New technologies usually scare people and can cause shifts not only in the work culture but also in the art form itself. Another obvious observation if you think about it. Maybe I can write about early awful Photoshop creations of people overusing the layer styles resulting in terrible artworks, or how early photography was used completely differently from today? I could compare that to early AI creations, how we can usually tell when something is generated by an AI, how anatomy is weird, how text doesn’t work properly or how scripts and company or movie names generated by ChatGPT usually sound very cheesy and almost have a style on their own.
It’s only a matter of time when young artists figure out how to make something genuinely new with these new tools, genuinely good works of art that are not at all hindered by AI, but made possible because of it. Ultimately, that’s what I want to achieve with my practical part too – a genuinely good work of art that doesn’t scream ‘I WAS MADE WITH AI’.

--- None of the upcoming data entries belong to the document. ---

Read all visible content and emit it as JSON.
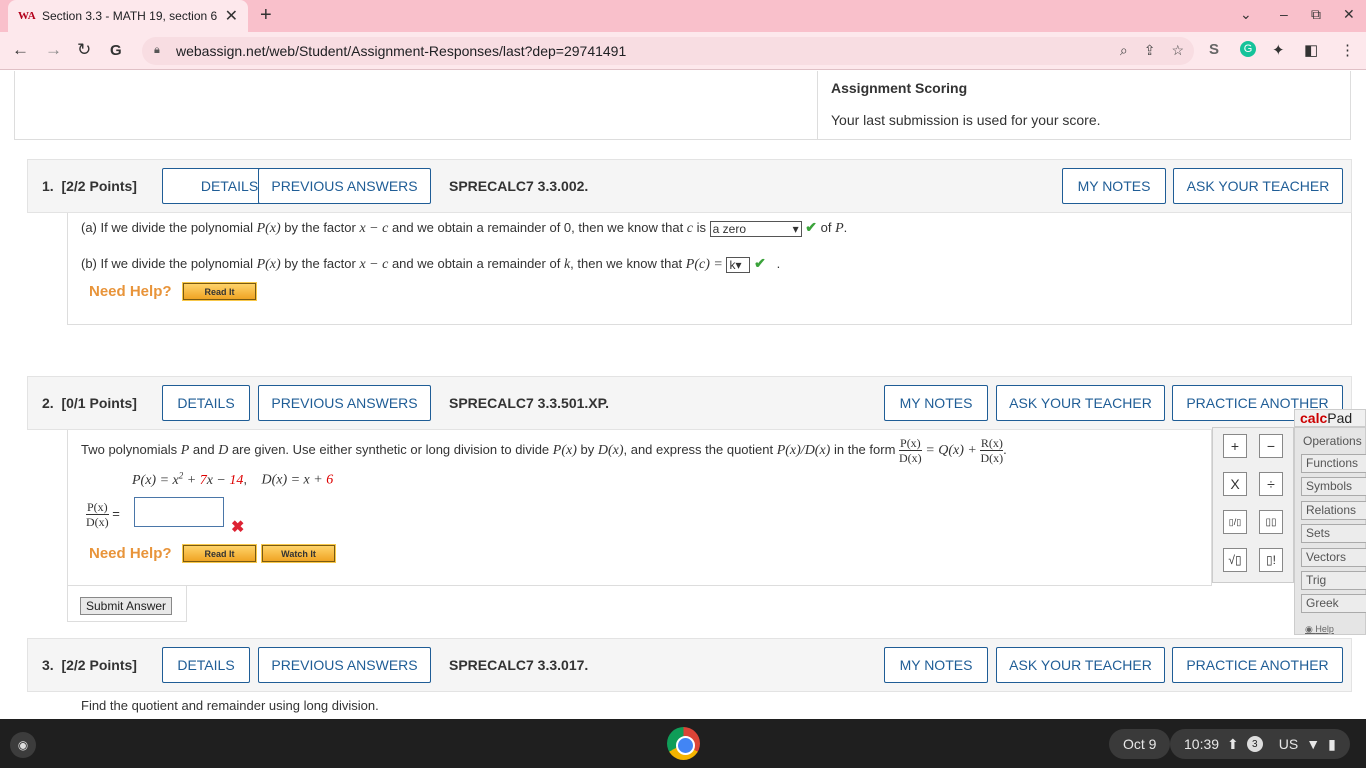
{
  "browser": {
    "tab_title": "Section 3.3 - MATH 19, section 6",
    "favicon": "WA",
    "url": "webassign.net/web/Student/Assignment-Responses/last?dep=29741491"
  },
  "scoring": {
    "title": "Assignment Scoring",
    "text": "Your last submission is used for your score."
  },
  "buttons": {
    "details": "DETAILS",
    "previous_answers": "PREVIOUS ANSWERS",
    "my_notes": "MY NOTES",
    "ask_teacher": "ASK YOUR TEACHER",
    "practice_another": "PRACTICE ANOTHER",
    "read_it": "Read It",
    "watch_it": "Watch It",
    "submit": "Submit Answer",
    "need_help": "Need Help?"
  },
  "q1": {
    "number": "1.",
    "points": "[2/2 Points]",
    "code": "SPRECALC7 3.3.002.",
    "a_prefix": "(a) If we divide the polynomial ",
    "a_mid": " by the factor ",
    "a_mid2": " and we obtain a remainder of 0, then we know that ",
    "a_is": " is ",
    "a_select": "a zero",
    "a_suffix": " of ",
    "b_prefix": "(b) If we divide the polynomial ",
    "b_mid": " by the factor ",
    "b_mid2": " and we obtain a remainder of ",
    "b_then": ", then we know that ",
    "b_select": "k",
    "p": "P",
    "px": "P(x)",
    "xc": "x − c",
    "c": "c",
    "k": "k",
    "pc": "P(c) ="
  },
  "q2": {
    "number": "2.",
    "points": "[0/1 Points]",
    "code": "SPRECALC7 3.3.501.XP.",
    "text1": "Two polynomials ",
    "text2": " and ",
    "text3": " are given. Use either synthetic or long division to divide ",
    "text4": " by ",
    "text5": ", and express the quotient ",
    "text6": " in the form ",
    "P": "P",
    "D": "D",
    "Px": "P(x)",
    "Dx": "D(x)",
    "PxDx": "P(x)/D(x)",
    "Qx": "= Q(x) +",
    "Rx": "R(x)",
    "px_def": "P(x) = x",
    "px_exp": "2",
    "px_plus": " + ",
    "px_7": "7",
    "px_x": "x − ",
    "px_14": "14",
    "dx_def": "D(x) = x + ",
    "dx_6": "6",
    "equals": "="
  },
  "q3": {
    "number": "3.",
    "points": "[2/2 Points]",
    "code": "SPRECALC7 3.3.017.",
    "text": "Find the quotient and remainder using long division."
  },
  "calcpad": {
    "title_a": "calc",
    "title_b": "Pad",
    "operations": "Operations",
    "menu": [
      "Functions",
      "Symbols",
      "Relations",
      "Sets",
      "Vectors",
      "Trig",
      "Greek"
    ],
    "help": "Help",
    "keys": [
      "+",
      "−",
      "X",
      "÷",
      "▯/▯",
      "▯▯",
      "√▯",
      "▯!"
    ]
  },
  "taskbar": {
    "date": "Oct 9",
    "time": "10:39",
    "notif": "3",
    "locale": "US"
  }
}
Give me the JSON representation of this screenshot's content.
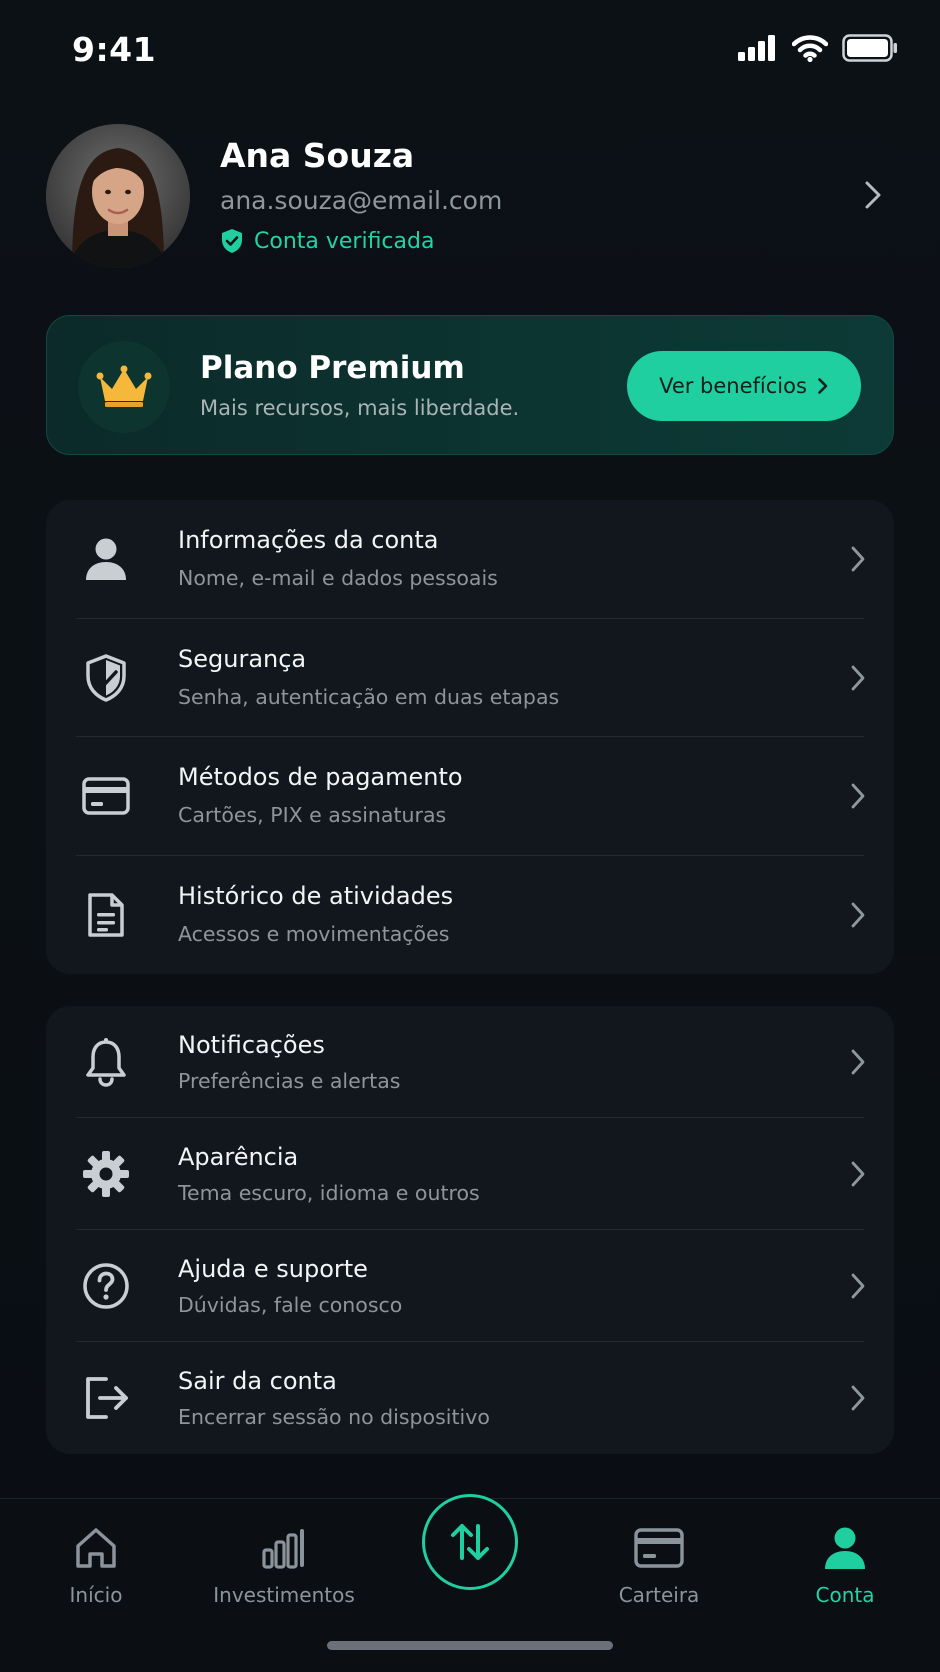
{
  "status_bar": {
    "time": "9:41",
    "icons": [
      "signal-icon",
      "wifi-icon",
      "battery-icon"
    ]
  },
  "profile": {
    "name": "Ana Souza",
    "email": "ana.souza@email.com",
    "verified_label": "Conta verificada"
  },
  "premium": {
    "title": "Plano Premium",
    "subtitle": "Mais recursos, mais liberdade.",
    "button_label": "Ver benefícios"
  },
  "account_section": {
    "items": [
      {
        "title": "Informações da conta",
        "subtitle": "Nome, e-mail e dados pessoais",
        "icon": "user-icon"
      },
      {
        "title": "Segurança",
        "subtitle": "Senha, autenticação em duas etapas",
        "icon": "shield-icon"
      },
      {
        "title": "Métodos de pagamento",
        "subtitle": "Cartões, PIX e assinaturas",
        "icon": "credit-card-icon"
      },
      {
        "title": "Histórico de atividades",
        "subtitle": "Acessos e movimentações",
        "icon": "document-icon"
      }
    ]
  },
  "settings_section": {
    "items": [
      {
        "title": "Notificações",
        "subtitle": "Preferências e alertas",
        "icon": "bell-icon"
      },
      {
        "title": "Aparência",
        "subtitle": "Tema escuro, idioma e outros",
        "icon": "gear-icon"
      },
      {
        "title": "Ajuda e suporte",
        "subtitle": "Dúvidas, fale conosco",
        "icon": "help-icon"
      },
      {
        "title": "Sair da conta",
        "subtitle": "Encerrar sessão no dispositivo",
        "icon": "logout-icon"
      }
    ]
  },
  "tabbar": {
    "tabs": [
      {
        "label": "Início",
        "icon": "home-icon",
        "active": false
      },
      {
        "label": "Investimentos",
        "icon": "bar-chart-icon",
        "active": false
      },
      {
        "label": "Carteira",
        "icon": "wallet-card-icon",
        "active": false
      },
      {
        "label": "Conta",
        "icon": "user-icon",
        "active": true
      }
    ],
    "center_action_icon": "transfer-arrows-icon"
  },
  "colors": {
    "background": "#0b1015",
    "card": "#12171d",
    "accent": "#1fcf9f",
    "accent_text": "#22d3a6",
    "crown": "#f5b83a",
    "muted_text": "#8d959c"
  }
}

Going forward & next steps
In any case, it seems like my practical part still requires a lot of thought and work to figure out how to weigh each of its parts, which at the moment seem to be:
- Documentation of my practical work
- Comparison to other approaches
- Similarities to paradigm shifts in the past
- Conclusions and Speculations
This list is what the theoretical chapters could look like judging from my current state of mind. I want to use the time until the 22nd of February to figure things out even further, continuing to write blog posts about my findings. I feel like Ursula Lagger’s inputs were as useful as they were abundant – so I need time to let all of it sit and see what I truly want to write about in the theoretical section of my thesis.